Cheney's freedom to express his opinion is in no danger from the media or any one else. He is the guardian (or not) of his own dignity. On the other hand, the media are to be blamed for letting him move the goalposts of the debate.

Thomas dijo...

My point is that he would not use that freedom in a too hostile environment. I'm talking about our freedom to hear his views, not his freedom to express them.

Phaedrus dijo...

Um, there is NO environment so "hostile" that it might make Cheney, his daughter, the Washington Post editorial page, etc., clam up. They have a standing invitation to go on all the network and cable news shows. Moreover, it was Cheney and his minions who sought explicitly to shut up those disagreed with their views: Their opponents were called traitors.

NPR messed up, to use our former VP's phrase, "big time."

Thomas, this sentence gives me pause: "Waterboarding is an important subject, one that is worth discussing, if only because the US openly used it on its prisoners (or "detainees" or whatever)."

"If only"? Waterboarding is not worth discussing otherwise? Yeesh. Sorry you think so.

Thomas dijo...

I think we mean different things by "if only". But, thinking about it, it was out of place even in the sense I intended. I should have just said "especially". (What I meant was that the mere fact that the US has openly used it makes it worth discussing. There are, as you suggest, Bob, independent reasons to discuss it.)

Cheney's views are especially important to hear. And he is under no obligation to answer charges that he is a war criminal in the media, just as no alleged criminal is under any obligation to talk to the press. It is therefore the media's task to foster an discussion in which he is willing to participate.

If you disagree (as I do) with the strategy of calling opponents of "enhanced interrogation" "traitors", then you should, on the same principle, disagree with any policy of matter-of-factly labelling Cheney and those who carried out his orders "torturers". Both strategies are attempts to get your opponent to, as you put, shut up.
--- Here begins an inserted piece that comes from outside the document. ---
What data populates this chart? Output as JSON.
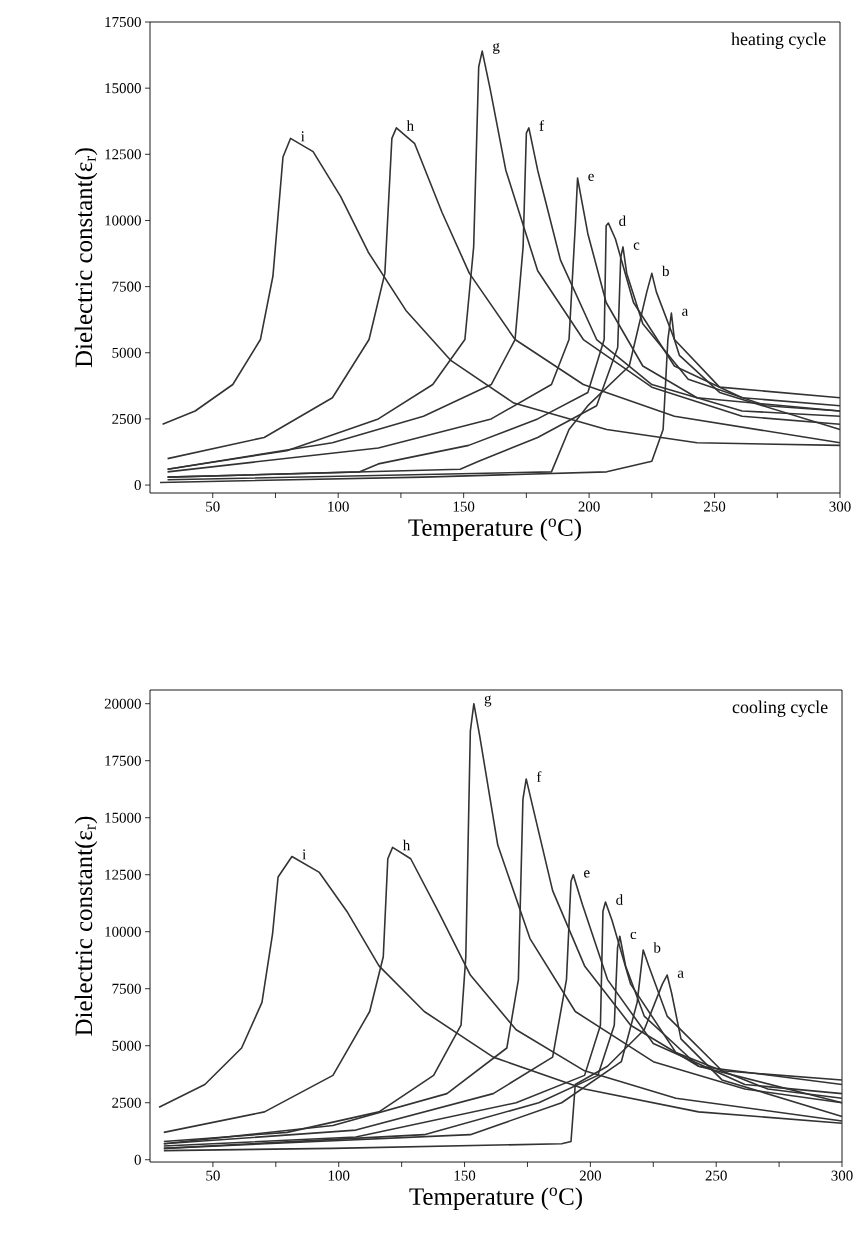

To use the word "torture" to refer to what Cheney is defending is a standing invitation to stay away from the discussion.

Jonathan dijo...

Waterboarding is torture. Cheney authorized waterboarding. (He's admitted it.) Torture is illegal. Therefore Cheney is a criminal. The only escape clause is if waterboarding somehow is not torture. Nevertheless there is no controversy on this point. Only the criminals themselves and some supporters make this claim, and only when it applies to themselves. In other words, they would call it torture if some other less sympathetic government did it.
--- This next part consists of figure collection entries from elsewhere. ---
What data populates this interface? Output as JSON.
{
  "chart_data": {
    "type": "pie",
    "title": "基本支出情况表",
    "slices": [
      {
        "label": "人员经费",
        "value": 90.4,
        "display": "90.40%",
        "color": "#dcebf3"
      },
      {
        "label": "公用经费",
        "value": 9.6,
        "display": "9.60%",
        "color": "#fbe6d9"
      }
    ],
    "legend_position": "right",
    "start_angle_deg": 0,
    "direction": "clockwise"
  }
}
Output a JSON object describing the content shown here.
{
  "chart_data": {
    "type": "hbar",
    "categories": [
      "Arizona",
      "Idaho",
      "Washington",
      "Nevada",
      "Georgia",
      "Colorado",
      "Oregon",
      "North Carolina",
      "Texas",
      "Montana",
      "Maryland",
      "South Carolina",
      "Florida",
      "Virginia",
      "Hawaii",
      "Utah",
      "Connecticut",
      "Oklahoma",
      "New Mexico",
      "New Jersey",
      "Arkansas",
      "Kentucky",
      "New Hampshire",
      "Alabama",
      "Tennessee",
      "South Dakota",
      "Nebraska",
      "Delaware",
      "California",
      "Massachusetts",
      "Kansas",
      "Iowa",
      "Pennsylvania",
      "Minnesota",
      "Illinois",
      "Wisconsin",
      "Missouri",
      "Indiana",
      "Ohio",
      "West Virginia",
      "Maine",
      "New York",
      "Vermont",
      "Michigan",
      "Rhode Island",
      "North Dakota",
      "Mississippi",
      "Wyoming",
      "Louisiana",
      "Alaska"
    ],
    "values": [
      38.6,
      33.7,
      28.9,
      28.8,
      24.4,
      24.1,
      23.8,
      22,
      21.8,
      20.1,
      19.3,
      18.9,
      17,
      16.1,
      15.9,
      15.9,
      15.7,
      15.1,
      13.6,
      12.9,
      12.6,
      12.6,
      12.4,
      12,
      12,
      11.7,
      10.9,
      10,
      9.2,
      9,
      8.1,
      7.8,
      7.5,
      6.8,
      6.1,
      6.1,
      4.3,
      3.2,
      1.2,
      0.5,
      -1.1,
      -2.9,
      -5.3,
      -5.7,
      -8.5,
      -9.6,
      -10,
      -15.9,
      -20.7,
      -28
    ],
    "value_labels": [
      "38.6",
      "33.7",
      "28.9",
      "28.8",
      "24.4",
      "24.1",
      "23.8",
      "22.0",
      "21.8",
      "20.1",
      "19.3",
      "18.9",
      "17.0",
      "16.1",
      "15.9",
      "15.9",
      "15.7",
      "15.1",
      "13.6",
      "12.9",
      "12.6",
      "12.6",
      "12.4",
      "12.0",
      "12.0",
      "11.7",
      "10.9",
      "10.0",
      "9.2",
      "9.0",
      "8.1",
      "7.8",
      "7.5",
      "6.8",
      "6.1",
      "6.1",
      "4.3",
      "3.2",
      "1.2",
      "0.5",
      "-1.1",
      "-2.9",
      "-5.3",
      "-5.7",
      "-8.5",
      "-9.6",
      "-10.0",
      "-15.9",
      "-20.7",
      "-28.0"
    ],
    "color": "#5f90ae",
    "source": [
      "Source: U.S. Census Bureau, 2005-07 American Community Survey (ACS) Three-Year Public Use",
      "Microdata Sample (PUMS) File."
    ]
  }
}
Cheney is not only unafraid to go on the media to defend his policy, he is in fact the main public spokesman for this view, on the theory that the best defense is a good offense. (E.g., criticizing Obama for making the nation "less safe" by not torturing.)

Thomas dijo...

I agree with every word Jonathan just wrote.

I just don't think it implies that NPR should explicitly call waterboarding "torture" (though it is in fact torture) and, therefore, implicitly call Cheney a criminal.

If the all the major media were as honest as Jonathan, Cheney would be afraid to defend his views on the air. Cheney, that is, would never choose Jonathan's weekly radio program to express himself on.

I will grant, however, that if Jonathan was in charge of the major media, Cheney might also have been afraid to authorize torture. So if we're just discussing whether the major media suck, then, well, of course ...

(At that point, however, the analogy to creationism and Holocaust denial breaks down.. For reasons that I think I'm going to write a post of my own about.)